Об этом я неспешно размышлял, очутившись внезапно на коньке лазарета в привычном ночном бесплотном формате средь бела дня. То, что испытал Всеслав, приняв на руки от гордой и несказанно довольной Агафьи свёрток со сморщенным красным личиком с одной стороны, буквально вы́пнуло меня из тела. Да, такие эмоции родителям лучше переживать без посторонних. Хоть я и стал им почти родным, бывают моменты, когда «почти» не считается. Яркое пламя безоговорочной, невероятной любви к жене и сыну будто взрывом выкинуло меня и из князя, и из палаты, и из родильного отделения. Ну, то есть того крыла лазарета, где лежали счастливые мамочки и вопили дети. Живые и здоровые младенцы. Много.
Пожалуй, за пропаганду основ современного родовспоможения и новаторство в средневековом акушерстве, мне тоже можно было премию дать. Никак не меньше Ленинской. Но я что в той жизни, что в этой, за званиями, грамотами и наградами никогда не рвался. Даже когда губернатор вручал мне знак заслуженного врача Российской Федерации не удержался и ляпнул про то, что буду и дальше гордо нести звание советского врача. А потом, уже сидя в зале, хохмил с соседями-награждаемыми.
Тогдашний губернатор был, как и многие политические деятели в те годы, фигурой тяжёлой, весомой и к народу близкой, из строителей. Находясь в обойме пьющего свердловчанина, трудно, наверное, было вести здоровый образ жизни, да и не приветствовалось это тогда в верха́х. Вот и на том утреннем награждении глава облисполкома был похож на давешнего камерария-ключника в Киеве. От него и амбре шло сообразное, которое нельзя было перебить никаким Фаренгейтом, хоть и вылил его на себя губернатор, наверное, полфлакона. Мужчинам он жал руки, женщинам — неумело целовал. Весь наш ряд с моей подачи всё ждал с нетерпением, когда же губернатор ошибётся. И дождался, встретив восторженными овациями смущение и ужас заслуженного не то транспортного, не то сельскохозяйственного работника, отдёрнувшего мозолистую пролетарскую длань из-под самого номенклатурного носа. Тогда, в середине девяностых, такое не поощрялось даже в богеме и партийной верхушке, наверное. Хотя я был одинаково далёк что от одной, что от другой. Я, как пробубнил механически губернатор, «многолетне и добросовестно работал на ниве здравоохранения».
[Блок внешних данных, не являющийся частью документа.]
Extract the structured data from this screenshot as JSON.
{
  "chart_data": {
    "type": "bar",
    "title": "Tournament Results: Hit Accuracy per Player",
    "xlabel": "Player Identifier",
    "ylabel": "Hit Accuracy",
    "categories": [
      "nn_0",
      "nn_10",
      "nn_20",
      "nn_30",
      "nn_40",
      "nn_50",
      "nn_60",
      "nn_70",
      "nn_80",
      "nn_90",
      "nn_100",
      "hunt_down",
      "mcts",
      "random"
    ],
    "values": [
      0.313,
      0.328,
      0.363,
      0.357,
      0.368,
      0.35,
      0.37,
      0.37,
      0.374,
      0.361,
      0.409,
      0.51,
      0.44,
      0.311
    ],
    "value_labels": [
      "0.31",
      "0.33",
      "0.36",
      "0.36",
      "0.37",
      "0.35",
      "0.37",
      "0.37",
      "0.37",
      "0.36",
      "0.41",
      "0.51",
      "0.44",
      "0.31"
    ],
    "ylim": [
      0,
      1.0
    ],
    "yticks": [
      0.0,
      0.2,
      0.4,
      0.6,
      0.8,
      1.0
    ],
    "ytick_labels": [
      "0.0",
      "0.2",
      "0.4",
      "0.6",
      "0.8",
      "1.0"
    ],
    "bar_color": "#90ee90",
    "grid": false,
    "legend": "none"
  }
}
Вот и сейчас, «зависая», как говорили когда-то давно в будущем, над подворьем, я думал о том, что знания Агафьи, Феодосия, Антония и других моих учеников, нужно было как можно быстрее распространять по нашим зе́млям. В Лавре уже учились смуглые широкоскулые и голубоглазые половцы, почти не смущая национальными костюмами и своим привычным гудящим пением монахов. В начале-то пришлось повозиться, конечно. Не желал отец-настоятель в обитель нехристей пускать, наотрез отказывался делиться опытом, даже тем, что совсем недавно от меня получил. Исчерпав все логические и гуманистические аргументы, я плюнул и нажаловался на зашоренного и закостенелого отца Антония отцу Ивану. А вот тот мою аргументацию понял сразу. И мы с Гнатом вскоре фыркали под окнами обители, как пацаны, слушая христианский братский разнос, что учинял патриарх подчинённому, поминутно поминая всуе матерей, и настоятелеву, и саму Деву Марию. На развитии здравоохранения и фармакологии это отразилось крайне благоприятно, в международных масштабах, что не радовать не могло, конечно.
От этих мыслей перенесло меня плавно к старой песне про то, что дети — великое чудо и вершина любви. Виденный только что взрыв великокняжеских эмоций никаких сомнений в этом не оставлял. Но в контексте, видимо, недавних Всеславовых конспирологических прозрений и общения с галантерейщиком в хламиде, мысли свернули куда-то не в ту сторону.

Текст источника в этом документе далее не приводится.